The results of this study will provide evidence for the efficacy and safety of the LH-based flexible GnRH antagonist protocol in PCOS patients. Moreover, it evaluates the cost-efficiency of both protocols.
Chinese Clinical Trial Registry ChiCTR1800018129. Date assigned: 31 August 2018.
1.0 (18 July 2017).
促性腺激素释放激素(GnRH)拮抗剂方案具有优势,因为它可以避免严重的卵巢过度刺激综合征(OHSS),特别是对于多囊卵巢综合征(PCOS)患者。基础和临床证据表明,促黄体生成素(LH)刺激的阈值是卵泡发育和卵母细胞成熟所必需的。LH 的超低或超高水平不利于妊娠结局。我们之前的研究表明,在回顾性研究中,LH 可以作为拮抗剂给药时间和剂量的指标。
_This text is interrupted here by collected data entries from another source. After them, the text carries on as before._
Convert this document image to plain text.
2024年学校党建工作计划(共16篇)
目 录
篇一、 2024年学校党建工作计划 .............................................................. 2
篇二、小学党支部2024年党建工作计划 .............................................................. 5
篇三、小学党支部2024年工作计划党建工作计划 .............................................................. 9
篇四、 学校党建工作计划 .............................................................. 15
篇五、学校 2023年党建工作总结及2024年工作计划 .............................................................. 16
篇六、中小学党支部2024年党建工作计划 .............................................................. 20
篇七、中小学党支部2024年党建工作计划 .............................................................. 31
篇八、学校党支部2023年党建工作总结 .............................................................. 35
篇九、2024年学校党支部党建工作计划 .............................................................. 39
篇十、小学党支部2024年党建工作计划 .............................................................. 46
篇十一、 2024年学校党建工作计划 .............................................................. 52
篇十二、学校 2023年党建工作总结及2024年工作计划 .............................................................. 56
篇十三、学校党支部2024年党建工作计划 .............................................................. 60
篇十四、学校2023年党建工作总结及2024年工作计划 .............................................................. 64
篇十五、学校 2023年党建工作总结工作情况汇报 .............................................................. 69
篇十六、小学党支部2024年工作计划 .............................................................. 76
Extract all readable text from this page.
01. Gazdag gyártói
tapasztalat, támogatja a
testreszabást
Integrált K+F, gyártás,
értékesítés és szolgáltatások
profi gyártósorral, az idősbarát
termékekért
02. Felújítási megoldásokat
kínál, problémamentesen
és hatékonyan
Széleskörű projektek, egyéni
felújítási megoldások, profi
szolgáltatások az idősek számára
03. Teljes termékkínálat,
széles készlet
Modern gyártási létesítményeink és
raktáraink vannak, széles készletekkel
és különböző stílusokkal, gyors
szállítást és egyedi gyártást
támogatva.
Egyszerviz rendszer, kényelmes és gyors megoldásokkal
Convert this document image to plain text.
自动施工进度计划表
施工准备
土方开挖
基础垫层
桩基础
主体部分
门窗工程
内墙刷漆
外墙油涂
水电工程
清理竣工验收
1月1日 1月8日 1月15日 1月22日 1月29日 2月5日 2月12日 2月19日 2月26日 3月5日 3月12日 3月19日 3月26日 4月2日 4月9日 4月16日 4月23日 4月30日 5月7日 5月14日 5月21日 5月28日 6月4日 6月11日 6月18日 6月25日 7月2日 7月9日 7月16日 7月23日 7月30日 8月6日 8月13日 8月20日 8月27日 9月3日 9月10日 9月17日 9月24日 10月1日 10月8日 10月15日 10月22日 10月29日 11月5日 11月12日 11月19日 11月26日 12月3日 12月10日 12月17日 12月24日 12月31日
方法/设计:在这项随机、单中心、非劣效性试验中,我们旨在检验以下假设:在基于 LH 的灵活方案与传统灵活 GnRH 拮抗剂方案刺激的 PCOS 患者中,累积持续妊娠率没有显著差异。主要疗效终点将是每个周期的累积持续妊娠率。次要结局将是临床妊娠率、取消率、严重 OHSS 率和成本效益。PCOS 女性每个周期的累积持续妊娠率为 80%。考虑到非劣效性阈值应保留对照治疗 80%的临床效果,最小临床差异为 16%(双侧:α,2.5%;β,20%),总共需要 196 名患者。预计 10%的脱落率,总共需要 216 名患者。
该研究的结果将为基于 LH 的灵活 GnRH 拮抗剂方案在 PCOS 患者中的疗效和安全性提供证据。此外,它评估了两种方案的成本效益。
中国临床试验注册中心 ChiCTR1800018129。分配日期:2018 年 8 月 31 日。
1.0(2017 年 7 月 18 日)。